I'm having a hard time with the $0,2,6$ and part but here is what I have so far.
Since $n$ is the product of two consecutive integers then one must be odd and the other must be even.
Let $m=2k+1$ represent the odd integer where $k \in \mathbb{Z}$, and let $q=2k$ represent the even integer where $k \in \mathbb{Z}$. Then
$$n=m \times q=(2k+1)(2k)=(2k)^2+2k$$
This tells me that $n$ is even. So how can I show that units digit must be $0,2,$ or $6$?
 A: When you multiply two numbers, the units place of the product is determined only by the units' places of the two numbers.
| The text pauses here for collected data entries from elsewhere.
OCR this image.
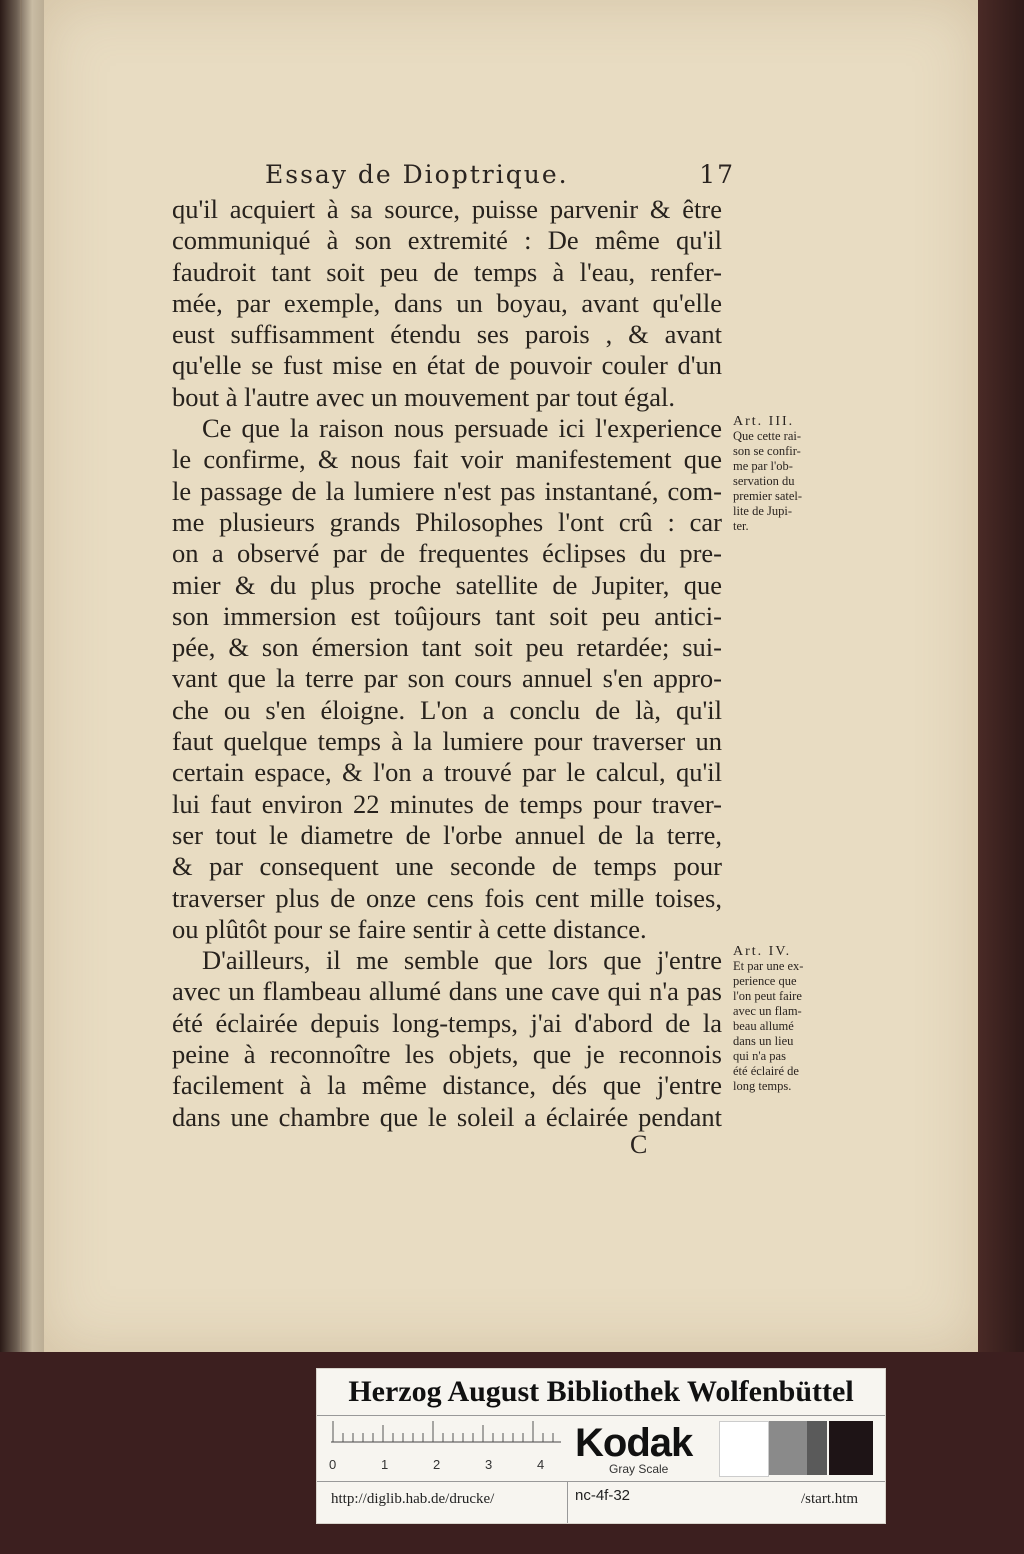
Essay de Dioptrique.	17
qu'il acquiert à sa source, puisse parvenir & être
communiqué à son extremité : De même qu'il
faudroit tant soit peu de temps à l'eau, renfer-
mée, par exemple, dans un boyau, avant qu'elle
eust suffisamment étendu ses parois , & avant
qu'elle se fust mise en état de pouvoir couler d'un
bout à l'autre avec un mouvement par tout égal.
Ce que la raison nous persuade ici l'experience
le confirme, & nous fait voir manifestement que
le passage de la lumiere n'est pas instantané, com-
me plusieurs grands Philosophes l'ont crû : car
on a observé par de frequentes éclipses du pre-
mier & du plus proche satellite de Jupiter, que
son immersion est toûjours tant soit peu antici-
pée, & son émersion tant soit peu retardée; sui-
vant que la terre par son cours annuel s'en appro-
che ou s'en éloigne. L'on a conclu de là, qu'il
faut quelque temps à la lumiere pour traverser un
certain espace, & l'on a trouvé par le calcul, qu'il
lui faut environ 22 minutes de temps pour traver-
ser tout le diametre de l'orbe annuel de la terre,
& par consequent une seconde de temps pour
traverser plus de onze cens fois cent mille toises,
ou plûtôt pour se faire sentir à cette distance.
D'ailleurs, il me semble que lors que j'entre
avec un flambeau allumé dans une cave qui n'a pas
été éclairée depuis long-temps, j'ai d'abord de la
peine à reconnoître les objets, que je reconnois
facilement à la même distance, dés que j'entre
dans une chambre que le soleil a éclairée pendant
C
Art. III.
Que cette rai-
son se confir-
me par l'ob-
servation du
premier satel-
lite de Jupi-
ter.
Art. IV.
Et par une ex-
perience que
l'on peut faire
avec un flam-
beau allumé
dans un lieu
qui n'a pas
été éclairé de
long temps.
Herzog August Bibliothek Wolfenbüttel
0	1	2	3	4 Kodak
Gray Scale
http://diglib.hab.de/drucke/	nc-4f-32	/start.htm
So it is sufficient to check the cases one by one.
$$
0 \times 1 \text{ gives } 0 \\
1 \times 2 \text{ gives } 2\\
2 \times 3 \text{ gives } 6\\
3 \times 4 \text{ gives } 2\\
4 \times 5 \text{ gives } 0\\
5 \times 6 \text{ gives } 0\\
6 \times 7 \text{ gives } 2\\
7 \times 8 \text{ gives } 6\\
8 \times 9 \text{ gives } 2\\
9 \times 0 \text{ gives } 0\\
$$
A: You can also work over all the cases of $k$ modulo $5$.


*

*If $k=5t$, then 
$$(2(5t))^2+2(5t)=100t^2+10t=10(10t^2+t)$$
so our number ends with a $0$.

*If $k=5t+1$, then
$$(2(5t+1))^2+2(5t+1)=100t^2+40t+4+10t+2=10(10t^2+5t)+6$$
so our number ends with a $6$.

*If $k=5t+2$, then
$$(2(5t+2))^2+2(5t+2)=100t^2+80t+16+10t+4=10(10t^2+9t+20)$$
so our number ends with a $0$.

*If $k=5t+3$, then
$$(2(5t+3))^2+2(5t+3)=100t^2+120t+36+10t+6=10(10t^2+13t+40)+2$$
so our number ends with a $2$.

*If $k=5t+4$, then
$$(2(5t+4))^2+2(5t+4)=100t^2+160t+64+10t+8=10(10t^2+17t+70)+2$$
so our number ends with a $2$.
A: As has already been pointed out, we can find all the information we need by looking at $\mathbb{Z}/5\mathbb{Z}$. A simple check yields that $$\overline{0}\cdot\overline{1}=\overline{0}$$ $$\overline{1}\cdot\overline{2}=\overline{2}$$
$$\overline{2}\cdot\overline{3}=\overline{1}$$
$$\overline{3}\cdot\overline{4}=\overline{2}$$
$$\overline{4}\cdot\overline{0}=\overline{0}$$
Since the only other remainder in possible for $\overline{2}$ is odd, we needn't check it, but a quick check of $3\times 2$ yields that we actually mean $6$. The group is cyclic and we're therefore done.